With that, he was gone.

I stood at the entrance for a moment, taking in the house that was supposed to be my home. But it never was.

It never had that warmth. I was brought here eight years ago, wearing a tattered dress, thinking I was being welcomed back into my family.

But everything that followed proved I was nothing more than an outsider.

I stepped inside, the familiar halls looking more like a stranger's house than my own. My feet led me down to the place where I had been forced to live for three years.

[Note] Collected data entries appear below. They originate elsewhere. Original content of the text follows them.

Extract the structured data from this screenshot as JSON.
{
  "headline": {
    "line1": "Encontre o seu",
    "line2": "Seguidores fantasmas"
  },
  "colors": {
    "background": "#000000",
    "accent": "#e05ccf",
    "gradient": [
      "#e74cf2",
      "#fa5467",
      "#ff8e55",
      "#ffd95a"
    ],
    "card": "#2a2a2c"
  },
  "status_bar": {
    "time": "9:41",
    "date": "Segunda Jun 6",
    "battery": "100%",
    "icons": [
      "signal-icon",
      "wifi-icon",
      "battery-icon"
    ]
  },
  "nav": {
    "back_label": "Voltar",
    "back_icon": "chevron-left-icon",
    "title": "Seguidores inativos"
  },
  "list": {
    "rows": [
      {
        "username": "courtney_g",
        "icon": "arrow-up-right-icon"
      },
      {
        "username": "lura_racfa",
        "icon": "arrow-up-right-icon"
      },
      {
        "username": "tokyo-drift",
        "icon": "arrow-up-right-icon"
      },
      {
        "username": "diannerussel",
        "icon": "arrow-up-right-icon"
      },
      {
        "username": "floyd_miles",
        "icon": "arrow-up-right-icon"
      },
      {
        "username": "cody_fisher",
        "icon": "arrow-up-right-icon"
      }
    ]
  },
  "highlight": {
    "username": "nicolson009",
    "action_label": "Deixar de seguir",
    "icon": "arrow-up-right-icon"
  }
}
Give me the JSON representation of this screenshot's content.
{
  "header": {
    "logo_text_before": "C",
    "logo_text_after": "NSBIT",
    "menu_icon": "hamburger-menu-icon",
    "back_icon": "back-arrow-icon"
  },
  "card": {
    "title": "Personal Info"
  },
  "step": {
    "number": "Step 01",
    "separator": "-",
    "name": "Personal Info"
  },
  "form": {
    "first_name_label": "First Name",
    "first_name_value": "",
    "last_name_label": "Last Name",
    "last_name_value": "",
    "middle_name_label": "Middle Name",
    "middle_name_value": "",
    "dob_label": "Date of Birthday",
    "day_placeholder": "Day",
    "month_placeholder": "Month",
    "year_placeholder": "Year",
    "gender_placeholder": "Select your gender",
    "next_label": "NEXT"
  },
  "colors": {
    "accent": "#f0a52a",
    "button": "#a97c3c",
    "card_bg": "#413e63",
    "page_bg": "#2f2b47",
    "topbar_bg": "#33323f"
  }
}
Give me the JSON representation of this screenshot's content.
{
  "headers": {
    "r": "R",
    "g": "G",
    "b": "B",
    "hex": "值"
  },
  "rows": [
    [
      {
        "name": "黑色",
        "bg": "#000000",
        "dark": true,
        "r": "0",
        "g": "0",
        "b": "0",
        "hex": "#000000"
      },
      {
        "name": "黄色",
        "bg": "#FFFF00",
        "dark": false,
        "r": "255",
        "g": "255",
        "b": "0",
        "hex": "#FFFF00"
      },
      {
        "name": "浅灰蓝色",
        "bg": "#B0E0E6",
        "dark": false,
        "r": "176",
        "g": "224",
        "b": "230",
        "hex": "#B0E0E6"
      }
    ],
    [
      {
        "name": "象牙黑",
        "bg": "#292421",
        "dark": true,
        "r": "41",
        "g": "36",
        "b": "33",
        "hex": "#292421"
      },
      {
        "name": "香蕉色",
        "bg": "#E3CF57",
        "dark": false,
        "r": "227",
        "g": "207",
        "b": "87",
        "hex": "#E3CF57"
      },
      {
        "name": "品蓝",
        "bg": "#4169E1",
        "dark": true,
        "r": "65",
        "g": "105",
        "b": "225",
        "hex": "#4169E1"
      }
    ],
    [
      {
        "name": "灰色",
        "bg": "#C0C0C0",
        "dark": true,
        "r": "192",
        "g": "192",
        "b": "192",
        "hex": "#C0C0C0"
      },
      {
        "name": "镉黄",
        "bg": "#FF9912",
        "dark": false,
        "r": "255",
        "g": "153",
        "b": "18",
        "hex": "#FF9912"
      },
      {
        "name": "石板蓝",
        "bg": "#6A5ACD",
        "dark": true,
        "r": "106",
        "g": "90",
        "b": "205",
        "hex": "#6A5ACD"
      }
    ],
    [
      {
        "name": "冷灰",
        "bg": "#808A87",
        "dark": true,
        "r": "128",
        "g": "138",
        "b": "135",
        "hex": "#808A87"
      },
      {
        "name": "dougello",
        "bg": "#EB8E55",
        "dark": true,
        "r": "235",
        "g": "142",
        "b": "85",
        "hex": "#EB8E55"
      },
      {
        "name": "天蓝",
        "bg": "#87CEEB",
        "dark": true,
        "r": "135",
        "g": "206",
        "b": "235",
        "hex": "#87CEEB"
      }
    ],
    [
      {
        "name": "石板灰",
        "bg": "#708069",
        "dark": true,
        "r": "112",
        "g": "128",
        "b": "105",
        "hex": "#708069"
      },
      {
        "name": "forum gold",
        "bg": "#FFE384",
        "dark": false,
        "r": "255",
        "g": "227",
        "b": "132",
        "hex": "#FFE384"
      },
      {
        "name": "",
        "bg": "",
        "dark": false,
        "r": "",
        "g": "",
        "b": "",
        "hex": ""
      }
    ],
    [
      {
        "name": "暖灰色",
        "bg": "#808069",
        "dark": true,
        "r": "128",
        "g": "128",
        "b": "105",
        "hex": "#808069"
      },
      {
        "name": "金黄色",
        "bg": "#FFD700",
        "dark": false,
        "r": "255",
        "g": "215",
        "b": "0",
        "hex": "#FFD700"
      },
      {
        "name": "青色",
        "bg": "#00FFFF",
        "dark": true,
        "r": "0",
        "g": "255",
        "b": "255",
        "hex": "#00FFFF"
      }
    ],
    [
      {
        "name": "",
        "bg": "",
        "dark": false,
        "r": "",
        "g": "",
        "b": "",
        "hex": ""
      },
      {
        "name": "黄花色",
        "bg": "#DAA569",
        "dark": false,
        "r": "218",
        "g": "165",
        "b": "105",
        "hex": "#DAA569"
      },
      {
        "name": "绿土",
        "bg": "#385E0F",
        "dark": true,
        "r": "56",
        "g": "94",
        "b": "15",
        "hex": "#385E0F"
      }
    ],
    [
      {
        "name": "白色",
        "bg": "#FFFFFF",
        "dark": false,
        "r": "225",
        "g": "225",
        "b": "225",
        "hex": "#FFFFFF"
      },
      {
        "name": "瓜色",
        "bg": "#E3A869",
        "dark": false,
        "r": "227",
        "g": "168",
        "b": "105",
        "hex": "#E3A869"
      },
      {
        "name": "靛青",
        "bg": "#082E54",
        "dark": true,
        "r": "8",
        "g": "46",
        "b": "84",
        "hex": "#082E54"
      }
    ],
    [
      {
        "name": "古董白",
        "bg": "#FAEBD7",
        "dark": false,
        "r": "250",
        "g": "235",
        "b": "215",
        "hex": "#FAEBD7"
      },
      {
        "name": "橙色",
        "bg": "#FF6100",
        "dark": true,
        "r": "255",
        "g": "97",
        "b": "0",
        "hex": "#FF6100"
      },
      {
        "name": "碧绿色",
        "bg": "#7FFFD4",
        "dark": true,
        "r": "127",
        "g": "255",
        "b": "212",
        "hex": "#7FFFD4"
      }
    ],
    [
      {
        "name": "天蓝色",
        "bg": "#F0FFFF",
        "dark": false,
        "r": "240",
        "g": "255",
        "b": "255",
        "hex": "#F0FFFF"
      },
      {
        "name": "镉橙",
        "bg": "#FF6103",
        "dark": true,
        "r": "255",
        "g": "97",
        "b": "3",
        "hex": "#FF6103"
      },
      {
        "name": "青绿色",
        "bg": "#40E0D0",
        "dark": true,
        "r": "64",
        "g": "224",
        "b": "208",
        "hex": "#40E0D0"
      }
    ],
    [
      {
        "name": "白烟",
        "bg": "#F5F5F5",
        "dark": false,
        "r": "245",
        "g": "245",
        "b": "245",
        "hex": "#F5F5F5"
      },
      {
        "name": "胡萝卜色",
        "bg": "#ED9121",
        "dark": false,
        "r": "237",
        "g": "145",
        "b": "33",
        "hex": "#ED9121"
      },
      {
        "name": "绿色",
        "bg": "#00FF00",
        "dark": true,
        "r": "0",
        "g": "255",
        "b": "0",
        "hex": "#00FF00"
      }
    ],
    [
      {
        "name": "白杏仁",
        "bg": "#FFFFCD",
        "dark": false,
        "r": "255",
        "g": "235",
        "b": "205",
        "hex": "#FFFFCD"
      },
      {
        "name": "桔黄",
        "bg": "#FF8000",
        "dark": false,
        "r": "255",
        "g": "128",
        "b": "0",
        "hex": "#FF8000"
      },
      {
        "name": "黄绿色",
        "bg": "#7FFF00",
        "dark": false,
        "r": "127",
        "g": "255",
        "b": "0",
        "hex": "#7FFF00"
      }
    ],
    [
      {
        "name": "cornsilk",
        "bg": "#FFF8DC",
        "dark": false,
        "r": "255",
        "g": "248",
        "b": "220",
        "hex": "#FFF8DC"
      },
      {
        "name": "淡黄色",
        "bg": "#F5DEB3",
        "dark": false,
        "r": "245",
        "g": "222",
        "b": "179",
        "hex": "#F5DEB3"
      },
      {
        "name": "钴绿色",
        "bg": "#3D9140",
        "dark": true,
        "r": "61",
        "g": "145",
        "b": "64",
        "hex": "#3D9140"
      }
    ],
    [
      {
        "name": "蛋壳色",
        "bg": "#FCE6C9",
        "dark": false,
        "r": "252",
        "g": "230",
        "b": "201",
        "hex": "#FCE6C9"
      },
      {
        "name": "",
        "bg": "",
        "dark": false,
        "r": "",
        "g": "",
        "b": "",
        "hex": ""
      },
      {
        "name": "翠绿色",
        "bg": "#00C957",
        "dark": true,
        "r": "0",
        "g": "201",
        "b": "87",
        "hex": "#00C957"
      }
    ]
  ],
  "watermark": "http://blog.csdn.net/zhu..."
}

Not a bedroom. No, not even close. It was the basement. The place I had to share with Helen's dog after she took over my rightful room upstairs.

The air down here was always damp. The bed small, the walls cold. But I was used to it.

My wolf tightened as I sat down on the old mattress, staring at the space where I had once dreamed of being accepted.

I thought of my acceptance letter to Harvard, how excited I had been. I thought maybe, just maybe they would finally be proud. But no one cared. No one even mentioned it.

Meanwhile, Helen's graduation party had been grand and full of praise.

Lights, decorations, crowds of werewolves congratulating her. As if she were the perfect daughter of the Alpha house.

My fists curled slightly at my sides, but I forced the tension out.

Eight years ago, they brought me back into the Donald house, dressed in nothing but a tattered dress.

I was their daughter by blood, but even then, it felt like I was being let in as a guest, not family.

That torn dress became a quiet reminder of my place here. And now, after all these years of pretending, maybe it was finally time to put an end to it now.